Mais quand c’est carré de chocolat, rien ne va plus ! Ça déborde immédiatement, les lignes deviennent sinueuses. L’autoroute se mue en chemin montagnard. Les mots s’épaississent, prennent de la hauteur. Un carré, c’est une figure géométrique plane, sans couleur souvent, sans saveur jamais, qui ne contient rien, si ce n’est quelques théorèmes et propriétés mathématiques insipides. Un carré de chocolat, c’est un monde, une aventure. Passés les reliefs délicieusement sinueux de ses contours, il reste à découvrir sa nature même, variable, changeante. Les plus sobres se contentent d’un simple cran, un peu austère de chocolat noir. À peine bombé, totalement lisse, on sent qu’il veut mériter son titre de « carré ». Pourtant, il ne peut s’empêcher d’exhaler son parfum doux amer, de s’étaler voluptueusement au contact des papilles, il est chocolat avant tout !
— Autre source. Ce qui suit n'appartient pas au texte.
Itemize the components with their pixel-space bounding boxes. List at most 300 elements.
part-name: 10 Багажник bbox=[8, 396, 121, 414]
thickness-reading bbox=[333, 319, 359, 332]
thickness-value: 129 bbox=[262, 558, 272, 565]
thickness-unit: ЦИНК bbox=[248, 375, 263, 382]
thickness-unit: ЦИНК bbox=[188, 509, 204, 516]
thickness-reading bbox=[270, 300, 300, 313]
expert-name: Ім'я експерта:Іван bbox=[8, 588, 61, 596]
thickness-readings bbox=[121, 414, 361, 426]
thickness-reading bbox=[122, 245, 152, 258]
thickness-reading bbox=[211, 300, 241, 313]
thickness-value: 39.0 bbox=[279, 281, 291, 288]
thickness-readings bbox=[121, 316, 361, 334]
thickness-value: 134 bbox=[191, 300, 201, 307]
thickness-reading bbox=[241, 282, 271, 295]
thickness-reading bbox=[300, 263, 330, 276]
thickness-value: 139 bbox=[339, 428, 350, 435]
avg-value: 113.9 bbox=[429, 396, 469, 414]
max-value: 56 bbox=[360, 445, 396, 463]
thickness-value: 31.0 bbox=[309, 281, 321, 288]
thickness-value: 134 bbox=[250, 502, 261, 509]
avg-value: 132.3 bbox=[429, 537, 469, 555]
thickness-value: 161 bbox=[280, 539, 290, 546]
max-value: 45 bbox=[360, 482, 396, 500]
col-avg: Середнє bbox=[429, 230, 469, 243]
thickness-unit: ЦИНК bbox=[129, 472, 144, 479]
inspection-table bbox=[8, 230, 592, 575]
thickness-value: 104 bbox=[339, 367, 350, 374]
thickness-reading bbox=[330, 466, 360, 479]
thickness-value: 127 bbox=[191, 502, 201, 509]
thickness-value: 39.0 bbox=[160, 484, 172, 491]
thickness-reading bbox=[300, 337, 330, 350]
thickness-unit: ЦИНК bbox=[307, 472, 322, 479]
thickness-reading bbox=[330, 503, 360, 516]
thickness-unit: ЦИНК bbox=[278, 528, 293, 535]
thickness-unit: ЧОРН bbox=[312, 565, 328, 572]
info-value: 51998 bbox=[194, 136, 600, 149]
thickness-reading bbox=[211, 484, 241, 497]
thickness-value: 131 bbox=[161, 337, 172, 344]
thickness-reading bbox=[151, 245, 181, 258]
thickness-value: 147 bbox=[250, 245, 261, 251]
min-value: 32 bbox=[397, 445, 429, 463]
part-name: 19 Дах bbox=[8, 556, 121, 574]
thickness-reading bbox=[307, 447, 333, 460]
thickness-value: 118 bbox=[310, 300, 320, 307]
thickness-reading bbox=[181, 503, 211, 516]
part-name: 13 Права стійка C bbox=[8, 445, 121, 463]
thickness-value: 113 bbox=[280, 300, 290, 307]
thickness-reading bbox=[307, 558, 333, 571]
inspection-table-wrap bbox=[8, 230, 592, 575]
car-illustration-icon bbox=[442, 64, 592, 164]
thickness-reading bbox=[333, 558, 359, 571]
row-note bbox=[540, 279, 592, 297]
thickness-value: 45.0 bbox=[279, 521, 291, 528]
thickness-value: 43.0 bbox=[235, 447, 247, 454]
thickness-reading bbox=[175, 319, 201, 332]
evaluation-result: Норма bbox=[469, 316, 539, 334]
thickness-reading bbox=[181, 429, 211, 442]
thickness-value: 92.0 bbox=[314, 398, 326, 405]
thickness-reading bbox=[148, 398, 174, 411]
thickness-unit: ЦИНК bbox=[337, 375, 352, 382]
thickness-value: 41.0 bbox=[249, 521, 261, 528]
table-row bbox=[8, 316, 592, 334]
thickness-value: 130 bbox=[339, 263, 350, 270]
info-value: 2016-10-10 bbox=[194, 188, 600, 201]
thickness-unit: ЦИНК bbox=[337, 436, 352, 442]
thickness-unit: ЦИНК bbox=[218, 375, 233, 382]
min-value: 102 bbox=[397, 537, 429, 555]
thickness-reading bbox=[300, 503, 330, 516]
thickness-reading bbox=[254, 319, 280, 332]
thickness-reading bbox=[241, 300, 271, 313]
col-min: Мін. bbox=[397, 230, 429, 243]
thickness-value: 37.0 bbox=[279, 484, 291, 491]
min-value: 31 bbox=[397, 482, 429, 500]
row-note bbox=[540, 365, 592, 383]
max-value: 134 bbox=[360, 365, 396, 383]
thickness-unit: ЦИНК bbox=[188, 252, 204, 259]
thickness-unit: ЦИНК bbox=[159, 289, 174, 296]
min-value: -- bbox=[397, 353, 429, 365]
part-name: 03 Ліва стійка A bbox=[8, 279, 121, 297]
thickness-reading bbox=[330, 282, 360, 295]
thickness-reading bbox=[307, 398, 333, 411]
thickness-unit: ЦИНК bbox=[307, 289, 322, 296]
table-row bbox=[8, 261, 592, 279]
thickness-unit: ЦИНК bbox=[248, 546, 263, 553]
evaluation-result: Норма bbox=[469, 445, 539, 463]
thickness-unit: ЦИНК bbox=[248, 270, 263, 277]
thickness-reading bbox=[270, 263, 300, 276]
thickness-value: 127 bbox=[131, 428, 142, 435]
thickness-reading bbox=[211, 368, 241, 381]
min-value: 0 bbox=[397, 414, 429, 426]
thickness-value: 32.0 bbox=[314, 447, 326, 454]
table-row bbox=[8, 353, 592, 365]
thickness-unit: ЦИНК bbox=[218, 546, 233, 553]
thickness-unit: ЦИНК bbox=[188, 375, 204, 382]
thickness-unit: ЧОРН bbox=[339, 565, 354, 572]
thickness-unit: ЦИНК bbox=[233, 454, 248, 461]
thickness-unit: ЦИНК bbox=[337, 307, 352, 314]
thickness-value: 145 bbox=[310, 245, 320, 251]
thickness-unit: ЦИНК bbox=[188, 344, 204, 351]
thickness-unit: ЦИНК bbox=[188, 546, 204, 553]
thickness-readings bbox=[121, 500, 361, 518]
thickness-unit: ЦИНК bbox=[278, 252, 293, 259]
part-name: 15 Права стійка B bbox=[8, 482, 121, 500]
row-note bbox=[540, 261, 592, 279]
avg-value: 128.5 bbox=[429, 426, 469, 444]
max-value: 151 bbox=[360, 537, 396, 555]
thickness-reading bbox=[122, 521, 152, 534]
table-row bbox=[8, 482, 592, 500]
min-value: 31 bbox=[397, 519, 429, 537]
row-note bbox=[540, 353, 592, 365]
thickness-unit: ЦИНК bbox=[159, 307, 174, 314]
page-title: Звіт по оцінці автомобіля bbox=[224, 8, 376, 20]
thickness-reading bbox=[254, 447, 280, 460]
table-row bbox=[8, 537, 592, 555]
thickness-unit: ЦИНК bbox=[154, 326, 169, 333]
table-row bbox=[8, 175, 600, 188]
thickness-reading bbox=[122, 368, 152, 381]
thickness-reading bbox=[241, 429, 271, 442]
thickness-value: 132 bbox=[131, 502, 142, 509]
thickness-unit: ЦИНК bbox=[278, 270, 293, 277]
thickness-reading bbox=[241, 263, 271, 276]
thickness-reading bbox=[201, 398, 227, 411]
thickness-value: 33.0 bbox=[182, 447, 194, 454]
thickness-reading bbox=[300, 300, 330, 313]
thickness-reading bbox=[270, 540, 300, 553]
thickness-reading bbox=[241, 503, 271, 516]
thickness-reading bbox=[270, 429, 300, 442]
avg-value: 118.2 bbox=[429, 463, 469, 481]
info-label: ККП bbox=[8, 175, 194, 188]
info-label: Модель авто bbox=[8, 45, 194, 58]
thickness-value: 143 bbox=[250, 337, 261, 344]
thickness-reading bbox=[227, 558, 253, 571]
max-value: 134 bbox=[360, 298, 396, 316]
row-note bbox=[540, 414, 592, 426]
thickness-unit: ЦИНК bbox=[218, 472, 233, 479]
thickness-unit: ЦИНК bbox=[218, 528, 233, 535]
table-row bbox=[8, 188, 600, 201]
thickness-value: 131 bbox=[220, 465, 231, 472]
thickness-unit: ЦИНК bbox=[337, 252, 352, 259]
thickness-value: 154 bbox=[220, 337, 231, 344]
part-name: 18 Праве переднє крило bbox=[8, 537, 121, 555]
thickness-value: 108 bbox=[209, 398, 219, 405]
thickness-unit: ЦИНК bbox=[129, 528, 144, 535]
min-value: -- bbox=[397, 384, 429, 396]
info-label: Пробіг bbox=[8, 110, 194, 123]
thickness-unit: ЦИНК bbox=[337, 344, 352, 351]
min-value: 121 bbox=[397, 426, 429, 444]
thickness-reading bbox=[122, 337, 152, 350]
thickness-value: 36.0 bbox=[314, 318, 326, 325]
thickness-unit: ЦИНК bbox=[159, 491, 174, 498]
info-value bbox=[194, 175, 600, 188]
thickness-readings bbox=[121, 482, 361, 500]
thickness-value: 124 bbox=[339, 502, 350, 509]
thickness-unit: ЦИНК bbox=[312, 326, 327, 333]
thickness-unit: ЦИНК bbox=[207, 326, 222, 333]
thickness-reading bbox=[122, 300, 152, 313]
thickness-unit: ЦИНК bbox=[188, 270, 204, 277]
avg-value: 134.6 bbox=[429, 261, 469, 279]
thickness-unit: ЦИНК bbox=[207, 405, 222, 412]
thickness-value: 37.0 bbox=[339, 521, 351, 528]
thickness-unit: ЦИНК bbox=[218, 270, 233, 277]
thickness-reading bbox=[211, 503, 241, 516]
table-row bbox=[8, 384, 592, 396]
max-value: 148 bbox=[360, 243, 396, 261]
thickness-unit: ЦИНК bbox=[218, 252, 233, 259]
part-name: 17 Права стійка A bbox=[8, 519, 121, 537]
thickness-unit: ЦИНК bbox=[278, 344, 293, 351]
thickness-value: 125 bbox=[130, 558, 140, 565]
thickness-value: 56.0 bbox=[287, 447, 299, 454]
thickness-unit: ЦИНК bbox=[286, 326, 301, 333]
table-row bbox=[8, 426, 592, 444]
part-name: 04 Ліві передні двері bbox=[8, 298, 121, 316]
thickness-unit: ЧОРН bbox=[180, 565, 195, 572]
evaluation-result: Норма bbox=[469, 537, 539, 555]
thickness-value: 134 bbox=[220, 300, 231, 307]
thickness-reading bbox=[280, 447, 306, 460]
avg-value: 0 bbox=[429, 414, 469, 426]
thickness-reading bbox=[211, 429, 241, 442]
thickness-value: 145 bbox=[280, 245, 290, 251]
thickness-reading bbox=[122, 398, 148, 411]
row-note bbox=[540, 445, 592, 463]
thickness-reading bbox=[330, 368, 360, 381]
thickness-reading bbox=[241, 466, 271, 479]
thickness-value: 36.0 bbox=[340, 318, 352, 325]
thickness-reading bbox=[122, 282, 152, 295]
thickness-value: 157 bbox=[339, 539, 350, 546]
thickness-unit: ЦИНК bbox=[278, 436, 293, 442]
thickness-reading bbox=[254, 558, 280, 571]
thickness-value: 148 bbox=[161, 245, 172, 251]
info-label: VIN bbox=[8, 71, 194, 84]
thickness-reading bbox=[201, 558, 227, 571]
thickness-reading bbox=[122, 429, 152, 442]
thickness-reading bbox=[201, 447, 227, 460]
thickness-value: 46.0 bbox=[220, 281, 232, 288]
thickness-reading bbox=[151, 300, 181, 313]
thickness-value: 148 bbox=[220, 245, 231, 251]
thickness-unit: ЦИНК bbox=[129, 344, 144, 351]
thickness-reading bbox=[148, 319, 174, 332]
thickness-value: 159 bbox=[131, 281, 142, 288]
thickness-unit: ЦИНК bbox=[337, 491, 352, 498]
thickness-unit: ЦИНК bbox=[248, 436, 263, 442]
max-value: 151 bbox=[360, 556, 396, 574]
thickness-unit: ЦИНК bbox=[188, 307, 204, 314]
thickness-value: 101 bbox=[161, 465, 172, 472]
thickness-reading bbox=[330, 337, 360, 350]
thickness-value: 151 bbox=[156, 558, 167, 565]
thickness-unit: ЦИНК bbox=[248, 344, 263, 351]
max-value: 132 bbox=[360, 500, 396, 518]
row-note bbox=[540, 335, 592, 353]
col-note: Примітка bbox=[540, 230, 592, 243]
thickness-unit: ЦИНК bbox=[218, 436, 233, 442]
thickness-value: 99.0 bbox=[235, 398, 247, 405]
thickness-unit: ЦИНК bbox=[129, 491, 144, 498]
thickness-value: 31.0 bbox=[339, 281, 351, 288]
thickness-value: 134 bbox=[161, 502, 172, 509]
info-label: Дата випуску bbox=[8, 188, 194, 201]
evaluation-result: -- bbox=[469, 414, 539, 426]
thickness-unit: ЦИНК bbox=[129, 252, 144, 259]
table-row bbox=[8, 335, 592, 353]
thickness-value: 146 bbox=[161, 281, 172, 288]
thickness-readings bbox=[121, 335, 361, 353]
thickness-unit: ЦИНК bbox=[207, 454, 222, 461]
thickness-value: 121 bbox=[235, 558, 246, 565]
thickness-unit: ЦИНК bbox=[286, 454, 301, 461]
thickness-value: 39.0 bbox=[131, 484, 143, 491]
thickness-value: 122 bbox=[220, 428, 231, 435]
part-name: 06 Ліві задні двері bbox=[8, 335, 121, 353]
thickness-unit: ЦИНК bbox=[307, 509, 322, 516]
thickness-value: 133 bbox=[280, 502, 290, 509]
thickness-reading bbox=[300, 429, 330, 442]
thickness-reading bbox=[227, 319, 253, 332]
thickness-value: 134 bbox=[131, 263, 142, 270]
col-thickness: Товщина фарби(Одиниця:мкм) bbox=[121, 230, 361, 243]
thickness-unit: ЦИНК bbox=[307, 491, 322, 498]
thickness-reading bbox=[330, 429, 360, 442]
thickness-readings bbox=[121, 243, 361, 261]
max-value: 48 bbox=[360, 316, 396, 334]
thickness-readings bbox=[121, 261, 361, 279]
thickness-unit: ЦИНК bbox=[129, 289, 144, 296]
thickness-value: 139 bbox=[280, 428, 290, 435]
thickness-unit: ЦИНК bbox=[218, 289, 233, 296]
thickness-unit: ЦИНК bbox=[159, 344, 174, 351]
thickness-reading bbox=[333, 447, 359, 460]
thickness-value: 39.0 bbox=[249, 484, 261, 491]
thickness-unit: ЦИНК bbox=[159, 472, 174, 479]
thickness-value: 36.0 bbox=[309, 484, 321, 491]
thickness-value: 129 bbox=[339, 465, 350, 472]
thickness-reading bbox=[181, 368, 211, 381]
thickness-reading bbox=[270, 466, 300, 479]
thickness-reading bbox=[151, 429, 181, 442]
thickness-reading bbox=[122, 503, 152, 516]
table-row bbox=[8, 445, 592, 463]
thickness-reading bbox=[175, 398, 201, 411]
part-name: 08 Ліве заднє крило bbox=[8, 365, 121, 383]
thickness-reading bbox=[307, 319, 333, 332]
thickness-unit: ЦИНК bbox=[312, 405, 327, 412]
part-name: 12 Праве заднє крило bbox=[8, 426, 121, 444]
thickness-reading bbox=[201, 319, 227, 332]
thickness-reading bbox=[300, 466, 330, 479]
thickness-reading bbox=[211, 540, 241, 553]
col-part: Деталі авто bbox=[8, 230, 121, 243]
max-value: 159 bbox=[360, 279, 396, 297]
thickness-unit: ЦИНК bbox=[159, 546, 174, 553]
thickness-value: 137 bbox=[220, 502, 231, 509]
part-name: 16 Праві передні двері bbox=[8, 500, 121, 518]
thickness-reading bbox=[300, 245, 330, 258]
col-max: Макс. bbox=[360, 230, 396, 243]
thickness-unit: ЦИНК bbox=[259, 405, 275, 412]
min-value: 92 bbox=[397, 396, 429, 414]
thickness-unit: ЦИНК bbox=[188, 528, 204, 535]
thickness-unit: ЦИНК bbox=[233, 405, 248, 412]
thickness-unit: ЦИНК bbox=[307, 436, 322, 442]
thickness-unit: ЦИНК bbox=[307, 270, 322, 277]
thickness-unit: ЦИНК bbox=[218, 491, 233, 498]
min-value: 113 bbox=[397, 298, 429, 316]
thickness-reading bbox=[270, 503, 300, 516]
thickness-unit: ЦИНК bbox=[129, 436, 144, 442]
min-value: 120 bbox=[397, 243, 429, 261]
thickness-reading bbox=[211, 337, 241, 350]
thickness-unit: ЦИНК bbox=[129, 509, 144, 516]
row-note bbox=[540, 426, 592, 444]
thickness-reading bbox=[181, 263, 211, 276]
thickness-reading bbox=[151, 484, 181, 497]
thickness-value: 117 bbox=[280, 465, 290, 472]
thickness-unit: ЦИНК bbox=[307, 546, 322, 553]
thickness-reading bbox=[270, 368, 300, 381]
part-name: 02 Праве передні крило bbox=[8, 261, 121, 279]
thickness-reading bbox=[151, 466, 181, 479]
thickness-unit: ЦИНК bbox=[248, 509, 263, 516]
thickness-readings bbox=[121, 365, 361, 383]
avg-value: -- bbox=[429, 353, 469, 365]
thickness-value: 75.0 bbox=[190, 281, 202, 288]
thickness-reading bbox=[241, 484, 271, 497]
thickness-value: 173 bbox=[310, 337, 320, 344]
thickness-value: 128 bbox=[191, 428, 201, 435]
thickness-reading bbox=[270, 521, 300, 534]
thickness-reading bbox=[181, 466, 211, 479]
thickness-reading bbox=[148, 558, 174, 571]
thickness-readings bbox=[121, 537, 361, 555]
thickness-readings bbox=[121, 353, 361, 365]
Chocolat … voilà bien le mot qu’il fallait pour s’opposer au carré. La rondeur de sa prononciation est l’écho de celle des lettres qui le composent. Il enveloppe, il s’étale, suave et enchanteur. Il contient en lui la promesse des délices qu’il cache sous ces délicates aspérités. « Chocolat », le mot est onctueux comme un cœur de ganache ou de praliné. Le vrai carré de chocolat se moque de la sobriété. Il s’orne au contraire bien volontiers d’une noisette craquante, qui égaye de ses nuances torréfiées le brun uniforme dans lequel elle a pris ses quartiers. Parfois un délicat et délectable filet de caramel s’immisce dans l’intimité de ce carré qui devient alors « bouchée ». Il peut se transformer aussi en « rocher » sous l’assaut d’éclats d’amandes ou d’autres fruits secs qui se dispersent en constellation désordonnée sur sa surface.
Quand il se veut convivial, le chocolat devient tablette ou ballotin et à sa saveur première s’ajoutent celles de l’amitié, du partage, de la fête. Il est alors gourmand, invitant, joyeux. Ami pourtant, toujours, il se montre réconfortant, consolateur. Il prend appui sur un thé parfumé, une couverture douillette et un bon roman pour remettre du baume au cœur ou sécher des larmes. Il est plein d’une chaleur intrinsèque et indicible.
Sous l’effet de trop de chaleur le chocolat s’étiole, prend peur, il tente de fuir, il fond, il est fondu. Les brisures de nougat, les grains de raisins secs qui se cachaient en son for intérieur, remontent à la surface, comme pour échapper à cette inexorable noyade.
Il n’en reste pas moins délicieux, le doigt, vorace, en témoigne, qui le ramasse d’un geste vif.